Le texte de cette page a été corrigé et est conforme au fac-similé.
201
LA VIE ORAGEUSE DE CLEMENCEAU

à celui qui écrit ceci, au suivant dîner des Goncourt, de le raccompagner chez lui. La nuit était douce. Ils pénétrèrent dans le petit jardin, précédant la manufacture, puis dans l’appartement privé, et traversèrent sur la pointe des pieds, la chambre où dormait la vieille maman de M. l’Administrateur. Son interlocuteur remit à Gustave Geffroy tous les renseignements qu’il possédait sur cette grave affaire dont il avait entretenu, peu auparavant, le ministre des Colonies Maginot.

— C’est un brave type, ce grand Maginot. Qu’a-t-l répondu ?…
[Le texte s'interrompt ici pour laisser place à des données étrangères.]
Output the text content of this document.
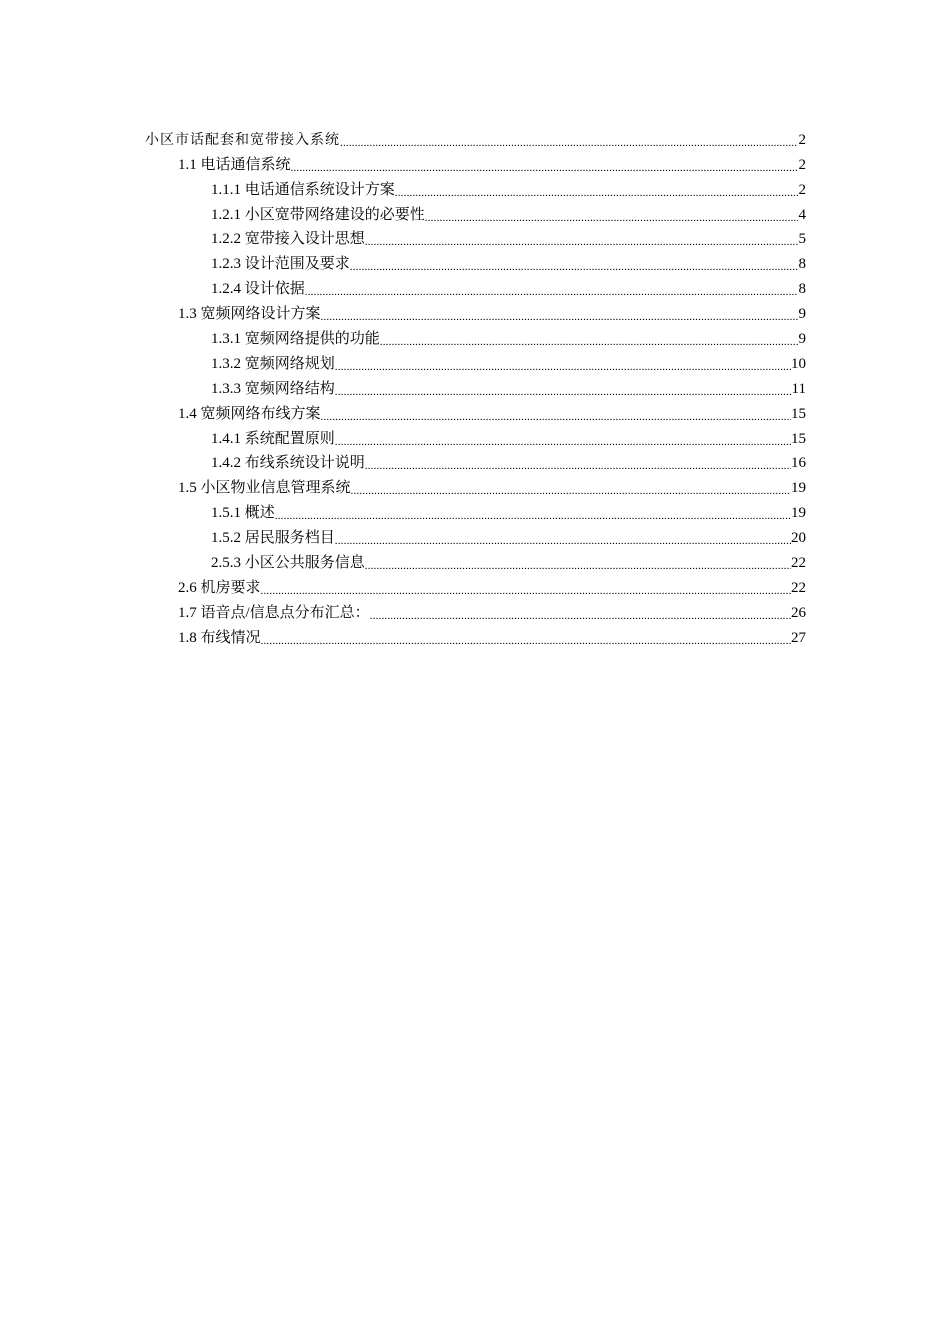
小区市话配套和宽带接入系统 .....	2
1.1 电话通信系统 .....	2
1.1.1 电话通信系统设计方案 .....	2
1.2.1 小区宽带网络建设的必要性 .....	4
1.2.2 宽带接入设计思想 .....	5
1.2.3 设计范围及要求 .....	8
1.2.4 设计依据 .....	8
1.3 宽频网络设计方案 .....	9
1.3.1 宽频网络提供的功能 .....	9
1.3.2 宽频网络规划 .....	10
1.3.3 宽频网络结构 .....	11
1.4 宽频网络布线方案 .....	15
1.4.1 系统配置原则 .....	15
1.4.2 布线系统设计说明 .....	16
1.5 小区物业信息管理系统 .....	19
1.5.1 概述 .....	19
1.5.2 居民服务档目 .....	20
2.5.3 小区公共服务信息 .....	22
2.6 机房要求 .....	22
1.7 语音点/信息点分布汇总： .....	26
1.8 布线情况 .....	27
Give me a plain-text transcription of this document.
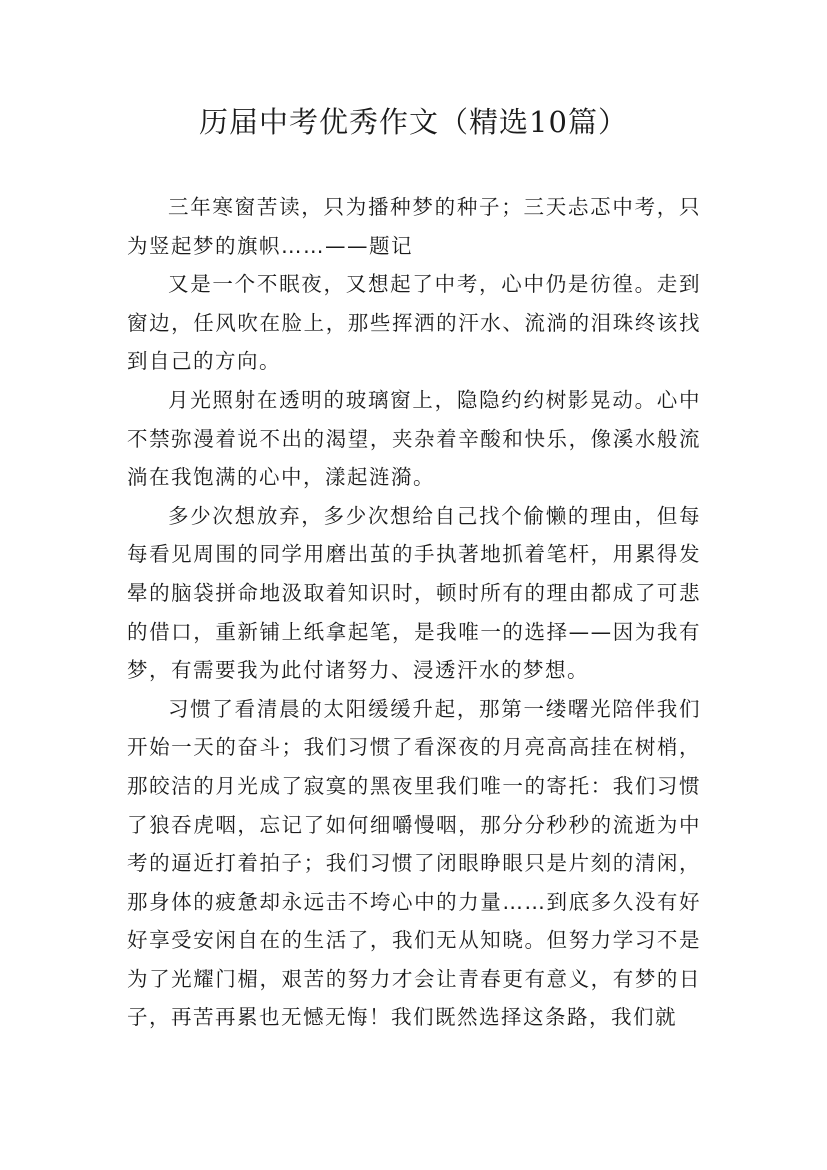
历届中考优秀作文（精选10篇）

三年寒窗苦读，只为播种梦的种子；三天忐忑中考，只为竖起梦的旗帜……——题记

又是一个不眠夜，又想起了中考，心中仍是彷徨。走到窗边，任风吹在脸上，那些挥洒的汗水、流淌的泪珠终该找到自己的方向。

月光照射在透明的玻璃窗上，隐隐约约树影晃动。心中不禁弥漫着说不出的渴望，夹杂着辛酸和快乐，像溪水般流淌在我饱满的心中，漾起涟漪。

多少次想放弃，多少次想给自己找个偷懒的理由，但每每看见周围的同学用磨出茧的手执著地抓着笔杆，用累得发晕的脑袋拼命地汲取着知识时，顿时所有的理由都成了可悲的借口，重新铺上纸拿起笔，是我唯一的选择——因为我有梦，有需要我为此付诸努力、浸透汗水的梦想。

习惯了看清晨的太阳缓缓升起，那第一缕曙光陪伴我们开始一天的奋斗；我们习惯了看深夜的月亮高高挂在树梢，那皎洁的月光成了寂寞的黑夜里我们唯一的寄托：我们习惯了狼吞虎咽，忘记了如何细嚼慢咽，那分分秒秒的流逝为中考的逼近打着拍子；我们习惯了闭眼睁眼只是片刻的清闲，那身体的疲惫却永远击不垮心中的力量……到底多久没有好好享受安闲自在的生活了，我们无从知晓。但努力学习不是为了光耀门楣，艰苦的努力才会让青春更有意义，有梦的日子，再苦再累也无憾无悔！我们既然选择这条路，我们就
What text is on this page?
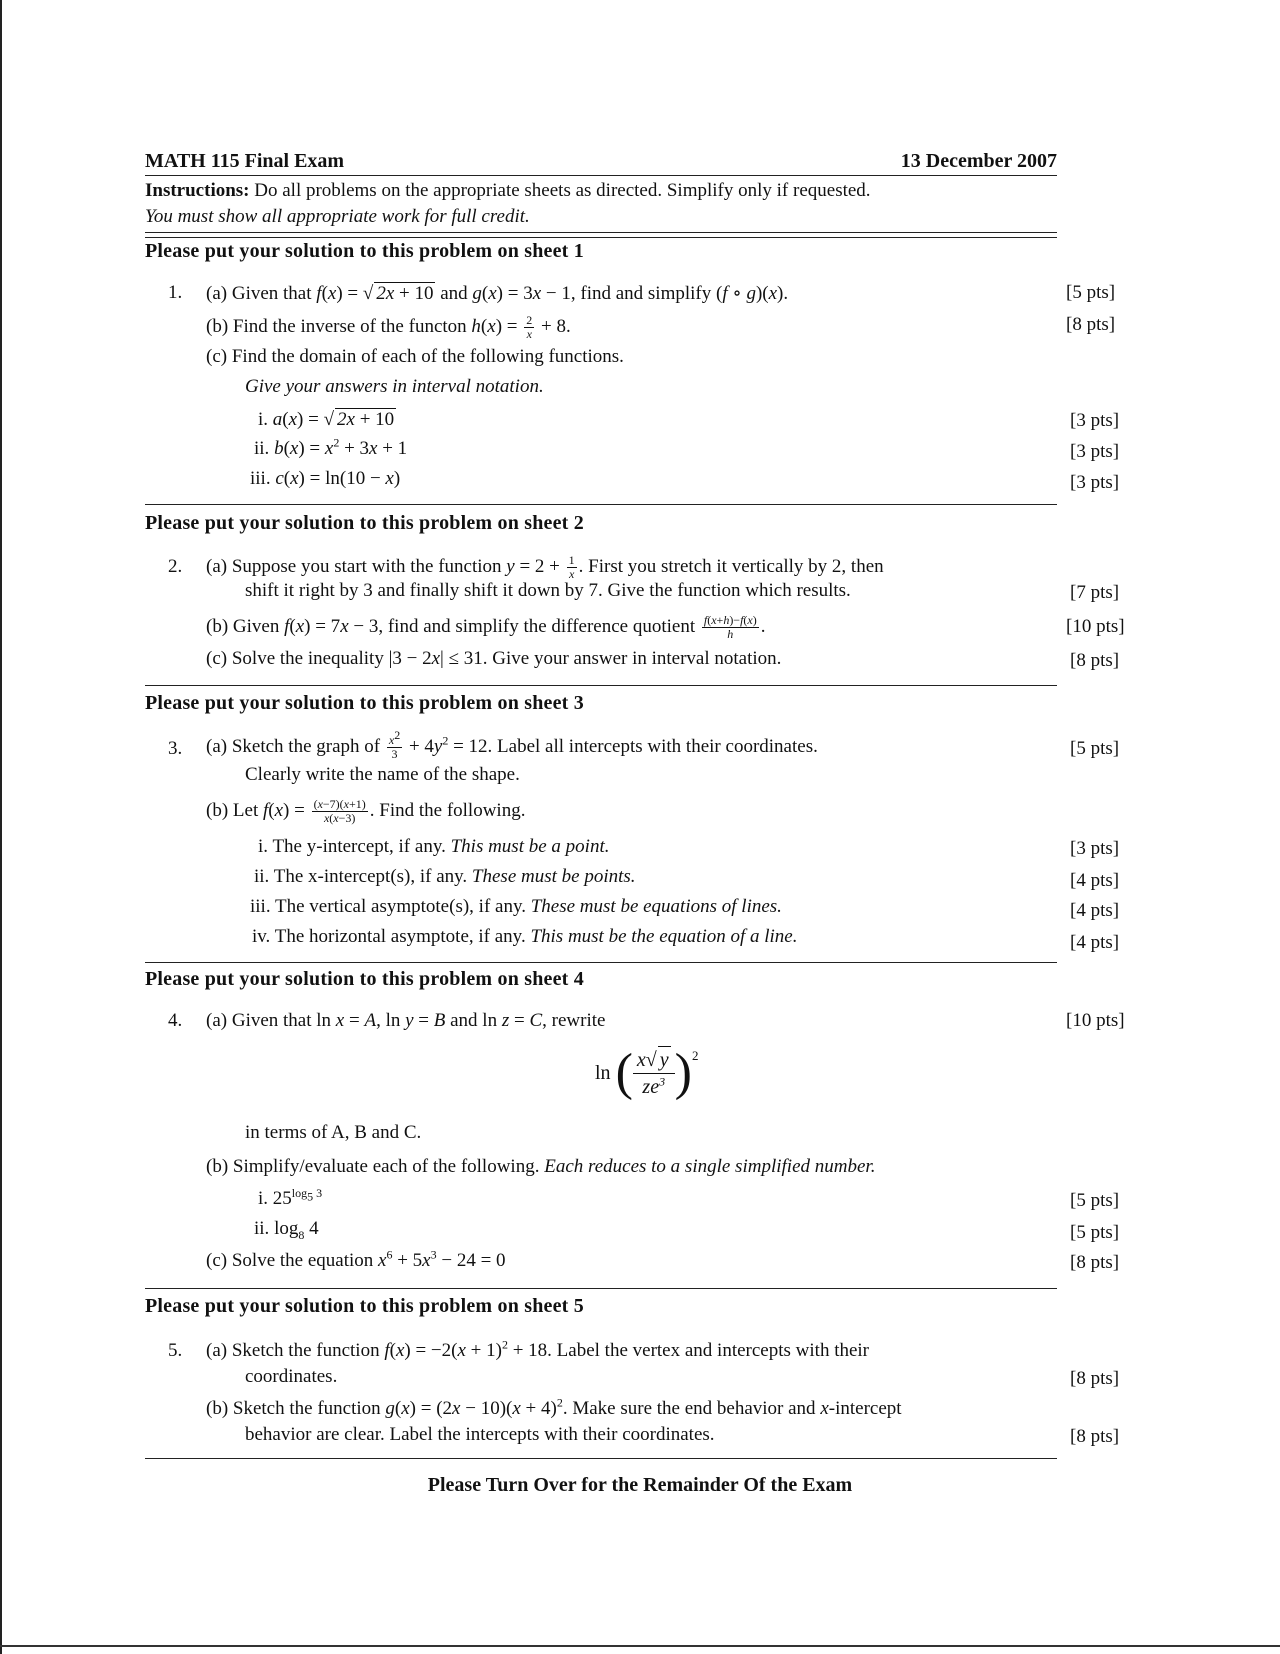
MATH 115 Final Exam	13 December 2007
Instructions: Do all problems on the appropriate sheets as directed. Simplify only if requested.
You must show all appropriate work for full credit.
Please put your solution to this problem on sheet 1
1. (a) Given that f(x) = √ 2x + 10 and g(x) = 3x − 1, find and simplify (f ∘ g)(x).	[5 pts]
(b) Find the inverse of the functon $h(x) = \frac{2}{x} + 8$.	[8 pts]
(c) Find the domain of each of the following functions.
Give your answers in interval notation.
i. a(x) = √ 2x + 10	[3 pts]
ii. $b(x) = x^2 + 3x + 1$	[3 pts]
iii. c(x) = ln(10 − x)	[3 pts]
Please put your solution to this problem on sheet 2
2. (a) Suppose you start with the function $y = 2 + \frac{1}{x}$ . First you stretch it vertically by 2, then
shift it right by 3 and finally shift it down by 7. Give the function which results.	[7 pts]
(b) Given f(x) = 7x − 3, find and simplify the difference quotient $\frac{f(x+h)-f(x)}{h}$ .	[10 pts]
(c) Solve the inequality |3 − 2x| ≤ 31. Give your answer in interval notation.	[8 pts]
Please put your solution to this problem on sheet 3
3. (a) Sketch the graph of $\frac{x^2}{3} + 4y^2 = 12$. Label all intercepts with their coordinates.
Clearly write the name of the shape.
[5 pts]
(b) Let $f(x) = \frac{(x-7)(x+1)}{x(x-3)}$ . Find the following.
i. The y-intercept, if any. This must be a point.	[3 pts]
ii. The x-intercept(s), if any. These must be points.	[4 pts]
iii. The vertical asymptote(s), if any. These must be equations of lines.	[4 pts]
iv. The horizontal asymptote, if any. This must be the equation of a line.	[4 pts]
Please put your solution to this problem on sheet 4
4. (a) Given that ln x = A, ln y = B and ln z = C, rewrite	[10 pts]
ln ( $\frac{x√ y}{ze^3}$ ) 2
in terms of A, B and C.
(b) Simplify/evaluate each of the following. Each reduces to a single simplified number.
i. $25^{log_5 3}$	[5 pts]
ii. $\log_8 4$	[5 pts]
(c) Solve the equation $x^6 + 5x^3 - 24 = 0$	[8 pts]
Please put your solution to this problem on sheet 5
5. (a) Sketch the function $f(x) = -2(x + 1)^2 + 18$. Label the vertex and intercepts with their
coordinates.	[8 pts]
(b) Sketch the function $g(x) = (2x - 10)(x + 4)^2$. Make sure the end behavior and x-intercept
behavior are clear. Label the intercepts with their coordinates.	[8 pts]
Please Turn Over for the Remainder Of the Exam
— Qu’il en référerait à ses collègues.

— Parbleu ! Mais Ribot s’est tu.

Le 22 juillet 1917, ayant pris connaissance du rapport de Pétain, Clemenceau montait à la tribune du Sénat, après un vasouillage quelconque de Painlevé, et entrait dans le vif du sujet le plus dramatique qui fût : l’antinomie entre la situation critique de la nation, assiégée par le défaitisme, et la mollesse, pour ne pas dire l’abandon, des pouvoirs publics. C’était le ministre de l’Intérieur Malvy, maintenu depuis le début de la guerre, et de façon incompréhensible, au ministère de l’Intérieur, qui allait être mis en cause, et comment ! Le vieux tribun, transporté hors de lui-même, dans une région supérieure de la sensibilité nationale, était en possession de tous ses moyens, massif, les deux mains appuyées à la tribune, comme prêt à bondir. Ses regards, sous les épais sourcils, étincelaient et sa voix avait des profondeurs presque surnaturelles.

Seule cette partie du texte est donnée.